RAPIDS

SciDAC Institute for Computer Science and Data

"Shen, Han-Wei"

About RAPIDS

The Department of Energy (DOE) has led the world in enabling large-scale high-performance computing as an indispensable tool for scientific discovery in a broad range of disciplines. Our newest generation of systems is not simply larger than past systems — it brings distinct and novel challenges. These challenges arise from ever-increasing core counts on nodes; the deepening of the memory hierarchy and inclusion of fast, nonvolatile storage within the HPC system; the widening ratio of the FLOPS to I/O bandwidth; and the increasing ubiquity of computation accelerators. The data produced by these simulations on these high-end systems has also increased by orders of magnitude in size and complexity. This continuing explosion of data mandates constant attention and improvement to the tools and techniques used to manage and analyze this data. Moreover, the breadth of science performed on DOE advanced computing resources is growing and new motifs of investigation are emerging, including those involving analysis of experimental and observational data.

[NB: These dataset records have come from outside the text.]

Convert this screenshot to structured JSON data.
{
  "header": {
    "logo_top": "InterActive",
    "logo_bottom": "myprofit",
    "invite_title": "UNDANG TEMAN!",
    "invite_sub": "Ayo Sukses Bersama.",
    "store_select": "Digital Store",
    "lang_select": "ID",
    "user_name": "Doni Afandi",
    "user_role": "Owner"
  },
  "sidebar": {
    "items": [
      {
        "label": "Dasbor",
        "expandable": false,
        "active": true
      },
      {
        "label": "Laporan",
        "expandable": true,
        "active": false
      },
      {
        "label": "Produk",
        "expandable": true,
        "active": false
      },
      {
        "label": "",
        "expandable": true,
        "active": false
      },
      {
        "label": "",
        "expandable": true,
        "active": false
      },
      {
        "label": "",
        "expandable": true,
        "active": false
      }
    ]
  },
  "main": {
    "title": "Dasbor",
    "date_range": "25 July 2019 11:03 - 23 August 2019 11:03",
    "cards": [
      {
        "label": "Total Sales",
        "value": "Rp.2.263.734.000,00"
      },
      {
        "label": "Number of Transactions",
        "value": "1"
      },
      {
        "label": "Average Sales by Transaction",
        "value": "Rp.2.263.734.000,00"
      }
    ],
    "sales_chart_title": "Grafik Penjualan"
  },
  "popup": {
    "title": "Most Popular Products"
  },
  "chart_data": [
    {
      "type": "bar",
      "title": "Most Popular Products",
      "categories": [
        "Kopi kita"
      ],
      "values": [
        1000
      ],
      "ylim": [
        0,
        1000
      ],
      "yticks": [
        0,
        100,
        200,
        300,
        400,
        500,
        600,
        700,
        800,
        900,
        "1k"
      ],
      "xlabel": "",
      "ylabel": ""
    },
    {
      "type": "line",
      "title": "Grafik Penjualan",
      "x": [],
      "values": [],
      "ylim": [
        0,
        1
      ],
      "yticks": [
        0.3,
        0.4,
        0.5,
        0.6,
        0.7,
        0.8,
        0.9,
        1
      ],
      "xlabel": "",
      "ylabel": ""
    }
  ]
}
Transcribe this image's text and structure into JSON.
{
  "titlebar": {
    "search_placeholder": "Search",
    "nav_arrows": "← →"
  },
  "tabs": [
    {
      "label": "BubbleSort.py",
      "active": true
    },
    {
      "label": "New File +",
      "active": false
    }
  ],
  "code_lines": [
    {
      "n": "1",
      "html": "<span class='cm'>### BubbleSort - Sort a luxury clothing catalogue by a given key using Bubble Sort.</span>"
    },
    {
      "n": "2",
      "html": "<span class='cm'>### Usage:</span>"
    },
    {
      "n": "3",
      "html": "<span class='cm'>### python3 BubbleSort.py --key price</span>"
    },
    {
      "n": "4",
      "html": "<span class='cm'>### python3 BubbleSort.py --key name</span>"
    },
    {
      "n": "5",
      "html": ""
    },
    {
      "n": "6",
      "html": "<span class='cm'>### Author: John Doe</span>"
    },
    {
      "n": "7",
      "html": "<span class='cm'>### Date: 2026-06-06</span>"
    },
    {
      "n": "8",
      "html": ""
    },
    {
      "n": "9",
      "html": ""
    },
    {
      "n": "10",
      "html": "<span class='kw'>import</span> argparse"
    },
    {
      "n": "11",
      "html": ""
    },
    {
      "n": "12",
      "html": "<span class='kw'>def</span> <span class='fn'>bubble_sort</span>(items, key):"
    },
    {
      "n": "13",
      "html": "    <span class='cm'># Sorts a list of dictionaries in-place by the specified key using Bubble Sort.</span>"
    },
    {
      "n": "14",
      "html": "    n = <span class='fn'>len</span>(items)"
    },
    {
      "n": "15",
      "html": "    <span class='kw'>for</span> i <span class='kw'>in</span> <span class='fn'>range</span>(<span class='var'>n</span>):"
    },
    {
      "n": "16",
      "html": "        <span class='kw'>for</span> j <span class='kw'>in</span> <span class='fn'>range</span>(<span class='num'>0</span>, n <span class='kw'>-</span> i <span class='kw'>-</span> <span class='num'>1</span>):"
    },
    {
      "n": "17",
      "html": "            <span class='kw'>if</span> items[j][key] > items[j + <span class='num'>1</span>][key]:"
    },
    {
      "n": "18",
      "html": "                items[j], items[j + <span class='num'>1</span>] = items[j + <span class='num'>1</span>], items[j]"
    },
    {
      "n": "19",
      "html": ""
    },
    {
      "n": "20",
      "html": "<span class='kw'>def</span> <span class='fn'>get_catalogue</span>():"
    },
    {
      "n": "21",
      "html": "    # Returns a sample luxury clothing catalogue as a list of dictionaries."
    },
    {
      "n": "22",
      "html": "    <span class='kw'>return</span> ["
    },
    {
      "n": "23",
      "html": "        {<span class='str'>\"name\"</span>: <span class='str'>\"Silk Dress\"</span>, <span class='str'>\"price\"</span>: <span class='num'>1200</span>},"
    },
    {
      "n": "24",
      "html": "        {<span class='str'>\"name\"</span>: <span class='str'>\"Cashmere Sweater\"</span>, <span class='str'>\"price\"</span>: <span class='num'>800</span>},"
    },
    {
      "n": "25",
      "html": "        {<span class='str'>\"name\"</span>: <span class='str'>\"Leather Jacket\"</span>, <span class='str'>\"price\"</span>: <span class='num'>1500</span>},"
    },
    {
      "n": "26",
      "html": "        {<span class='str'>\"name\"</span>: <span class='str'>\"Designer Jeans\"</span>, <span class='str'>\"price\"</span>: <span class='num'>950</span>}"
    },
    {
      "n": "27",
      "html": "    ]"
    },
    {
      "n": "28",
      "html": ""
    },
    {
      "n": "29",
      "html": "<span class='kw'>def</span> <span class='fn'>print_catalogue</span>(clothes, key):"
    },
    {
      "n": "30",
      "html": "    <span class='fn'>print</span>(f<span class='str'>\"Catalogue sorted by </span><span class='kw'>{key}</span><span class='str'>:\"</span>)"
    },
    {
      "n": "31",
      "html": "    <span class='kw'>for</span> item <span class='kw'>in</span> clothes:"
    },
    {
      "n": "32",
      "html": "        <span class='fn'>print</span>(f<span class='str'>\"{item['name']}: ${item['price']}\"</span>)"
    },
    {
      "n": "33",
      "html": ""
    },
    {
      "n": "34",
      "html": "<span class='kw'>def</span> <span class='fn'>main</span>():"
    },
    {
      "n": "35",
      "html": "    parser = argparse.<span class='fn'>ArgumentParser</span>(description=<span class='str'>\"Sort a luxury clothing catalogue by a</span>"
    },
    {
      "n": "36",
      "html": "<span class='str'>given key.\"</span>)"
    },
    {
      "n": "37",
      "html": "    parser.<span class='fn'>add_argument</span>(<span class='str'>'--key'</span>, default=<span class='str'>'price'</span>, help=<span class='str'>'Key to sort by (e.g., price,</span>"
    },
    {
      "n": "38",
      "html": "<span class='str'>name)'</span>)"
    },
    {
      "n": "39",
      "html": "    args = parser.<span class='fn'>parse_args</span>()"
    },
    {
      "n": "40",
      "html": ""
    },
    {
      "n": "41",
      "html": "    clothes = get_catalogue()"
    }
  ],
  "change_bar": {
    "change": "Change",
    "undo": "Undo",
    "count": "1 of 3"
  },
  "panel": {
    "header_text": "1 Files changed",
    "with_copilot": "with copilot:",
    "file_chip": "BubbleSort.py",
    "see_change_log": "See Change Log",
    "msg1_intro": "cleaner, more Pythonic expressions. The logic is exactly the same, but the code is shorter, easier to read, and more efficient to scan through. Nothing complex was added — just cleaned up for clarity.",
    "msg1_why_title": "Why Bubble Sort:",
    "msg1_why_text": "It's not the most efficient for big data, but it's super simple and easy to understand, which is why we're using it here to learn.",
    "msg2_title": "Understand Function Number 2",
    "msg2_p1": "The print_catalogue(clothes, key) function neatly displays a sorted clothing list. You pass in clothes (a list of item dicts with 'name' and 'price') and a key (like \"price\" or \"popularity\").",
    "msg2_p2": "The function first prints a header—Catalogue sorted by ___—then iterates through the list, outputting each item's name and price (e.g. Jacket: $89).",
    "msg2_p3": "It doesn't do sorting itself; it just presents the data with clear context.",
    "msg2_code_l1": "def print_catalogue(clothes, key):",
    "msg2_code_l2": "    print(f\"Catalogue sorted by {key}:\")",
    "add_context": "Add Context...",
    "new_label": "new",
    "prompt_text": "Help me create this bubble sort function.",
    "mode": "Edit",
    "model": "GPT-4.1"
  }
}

The objective of RAPIDS is to assist Office of Science (SC) application teams in overcoming computer science and data challenges in the use of DOE supercomputing resources to achieve science breakthroughs. To accomplish this objective, the Institute will solve computer science and data technical challenges for SciDAC and SC science teams, work directly with SC scientists and DOE facilities to adopt and support our technologies, and coordinate with other DOE computer science and applied mathematics activities to maximize impact on SC science.

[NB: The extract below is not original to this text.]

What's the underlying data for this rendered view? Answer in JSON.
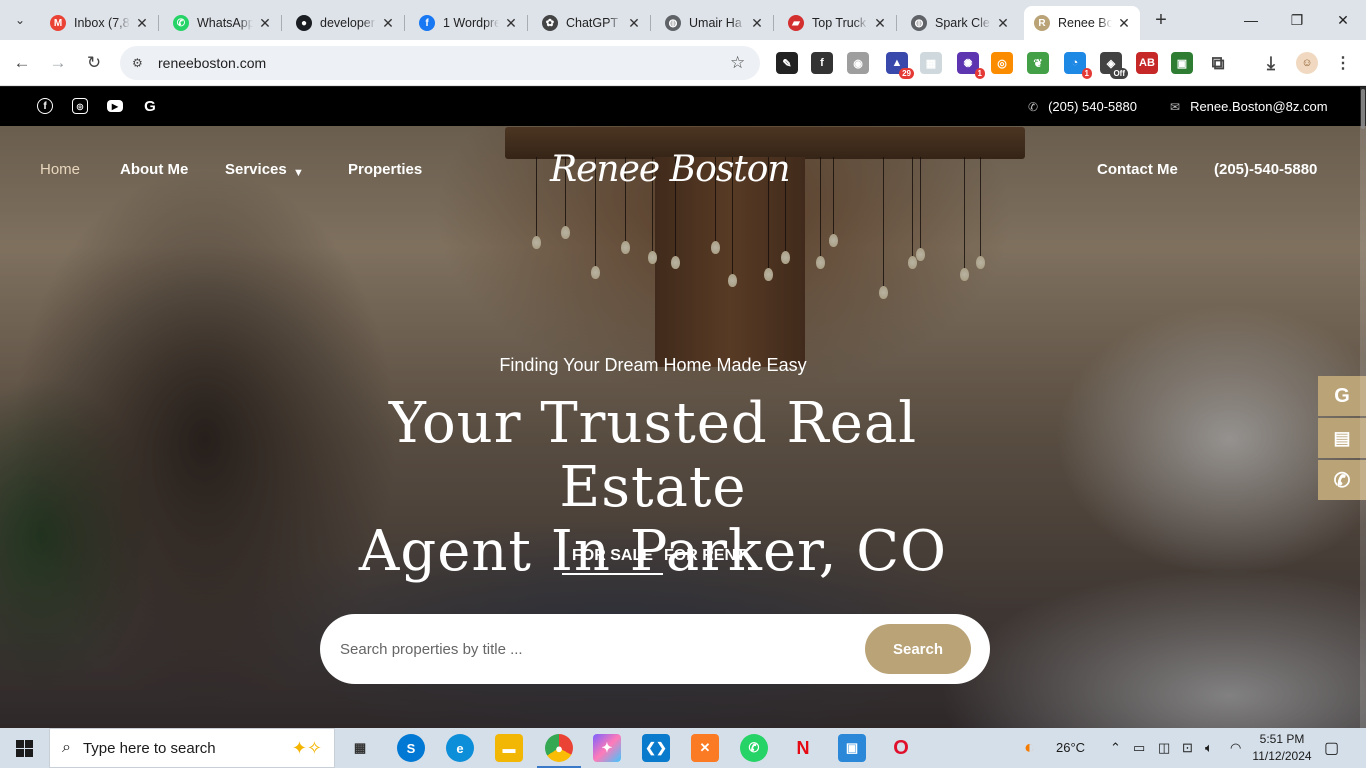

RAPIDS will be organized around four primary thrust areas. The cornerstone of the project is the application engagement and community outreach thrust area. A rigorous plan for engagement through direct interactions, as well as outreach to connect with the broader community, will allow us to have the greatest and most immediate impact. Software technologies for computation, information, and data science are central to the success of SciDAC and SC science on leadership computing platforms. Our three technology thrust areas — data understanding, platform readiness, and scientific data management — focus on key challenges in these areas, bringing to bear mature technologies and enhancing these technologies to adapt to new science requirements and new platforms. Technology thrust area participants will engage directly with application teams to deploy these technologies and to glean insights on how to further improve these tools.